Aspiring rationalist. Trying to do my best to pay the world back for all the good it gives me.
EA Finland Executive Director starting in September 2025.
I’m curious about problems of consciousness, moral status, and technical AI safety. But currently focused on community building.
I think in general if we agree to a ballpark of “10% donations is enough to satisfice some goodness thresholds”, and also to “It would be good for social pressure to exist for everyone to do at least threshold amount of good”, I think it raises various considerations.
10% makes sense to me as a schelling point (and I think the tables that scale by income bracket are also sensible).
But if the threshold amount of good would be “Donate 10%, aim for an impactful career, become vegan” (which is what I feel the social pressure inside EA is pointing towards), I think that is already a significant ask for many people.

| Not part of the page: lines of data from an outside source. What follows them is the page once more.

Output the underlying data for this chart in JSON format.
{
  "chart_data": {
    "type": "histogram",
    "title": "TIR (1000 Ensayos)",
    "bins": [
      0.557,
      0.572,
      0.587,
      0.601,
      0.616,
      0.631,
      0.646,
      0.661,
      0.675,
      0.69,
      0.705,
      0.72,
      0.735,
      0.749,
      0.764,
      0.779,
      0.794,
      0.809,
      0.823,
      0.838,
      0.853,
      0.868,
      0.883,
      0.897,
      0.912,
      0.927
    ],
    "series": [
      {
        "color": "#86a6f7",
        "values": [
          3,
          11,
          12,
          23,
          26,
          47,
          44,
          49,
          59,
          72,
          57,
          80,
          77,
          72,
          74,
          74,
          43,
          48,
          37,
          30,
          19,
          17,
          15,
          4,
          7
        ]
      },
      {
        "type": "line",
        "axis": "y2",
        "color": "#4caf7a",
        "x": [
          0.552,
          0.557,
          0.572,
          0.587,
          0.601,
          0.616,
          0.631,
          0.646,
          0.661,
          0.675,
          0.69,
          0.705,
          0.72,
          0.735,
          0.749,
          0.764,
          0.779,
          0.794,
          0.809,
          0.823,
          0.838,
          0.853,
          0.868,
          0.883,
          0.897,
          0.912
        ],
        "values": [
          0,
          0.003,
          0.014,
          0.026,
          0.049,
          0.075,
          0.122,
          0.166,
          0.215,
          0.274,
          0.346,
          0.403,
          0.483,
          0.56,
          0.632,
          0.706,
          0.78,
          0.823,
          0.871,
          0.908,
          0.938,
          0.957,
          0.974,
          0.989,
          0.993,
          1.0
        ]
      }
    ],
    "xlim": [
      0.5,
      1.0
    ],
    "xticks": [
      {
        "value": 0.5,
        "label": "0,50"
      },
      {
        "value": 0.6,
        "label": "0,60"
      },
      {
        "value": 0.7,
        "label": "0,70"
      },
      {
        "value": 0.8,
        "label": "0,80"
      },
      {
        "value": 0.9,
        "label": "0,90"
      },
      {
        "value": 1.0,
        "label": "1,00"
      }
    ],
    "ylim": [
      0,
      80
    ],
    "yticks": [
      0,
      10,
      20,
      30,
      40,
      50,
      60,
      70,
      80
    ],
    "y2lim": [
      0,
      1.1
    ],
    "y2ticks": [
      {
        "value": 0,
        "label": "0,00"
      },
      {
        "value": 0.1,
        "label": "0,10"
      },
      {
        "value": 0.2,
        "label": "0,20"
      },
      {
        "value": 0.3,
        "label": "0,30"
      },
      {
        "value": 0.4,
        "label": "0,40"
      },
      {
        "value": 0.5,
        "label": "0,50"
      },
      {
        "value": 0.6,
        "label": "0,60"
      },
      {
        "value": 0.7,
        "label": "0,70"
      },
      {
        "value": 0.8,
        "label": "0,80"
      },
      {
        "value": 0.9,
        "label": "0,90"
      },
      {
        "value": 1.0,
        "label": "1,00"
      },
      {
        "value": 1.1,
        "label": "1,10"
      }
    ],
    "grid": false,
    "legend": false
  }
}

I think it is also important to note that some people are more motivated by trying to maximize impact and offset harm, and some people more motivated by minimizing harm and satisficing for impact. (Of course a standard total utilitarian model would output that whatever maximizes your net impact is best, but human value systems aren’t perfectly utilitarian.)
How do “donate 10%, become vegan, aim for an impactful”, and “donate 30%”, and “donate 20%, aim for an impactful career” compare in effectiveness as norms? I think this is pretty hard to estimate.
What kind of social pressure are you pointing here? Is it more in the direction of “donate 30%” or “donate as much as you can and aim for an impactful career?” Or do you mean social pressure in the wider society, and not within the EA community?
(Fwiw I think people underestimate the value of effective marginal spending on themselves, when considering areas of spending where there is space for significant extra value (Like purchasing more free time.). People plausibly overestimate the value on some other things, especially if one doesn’t do spending introspectiont.)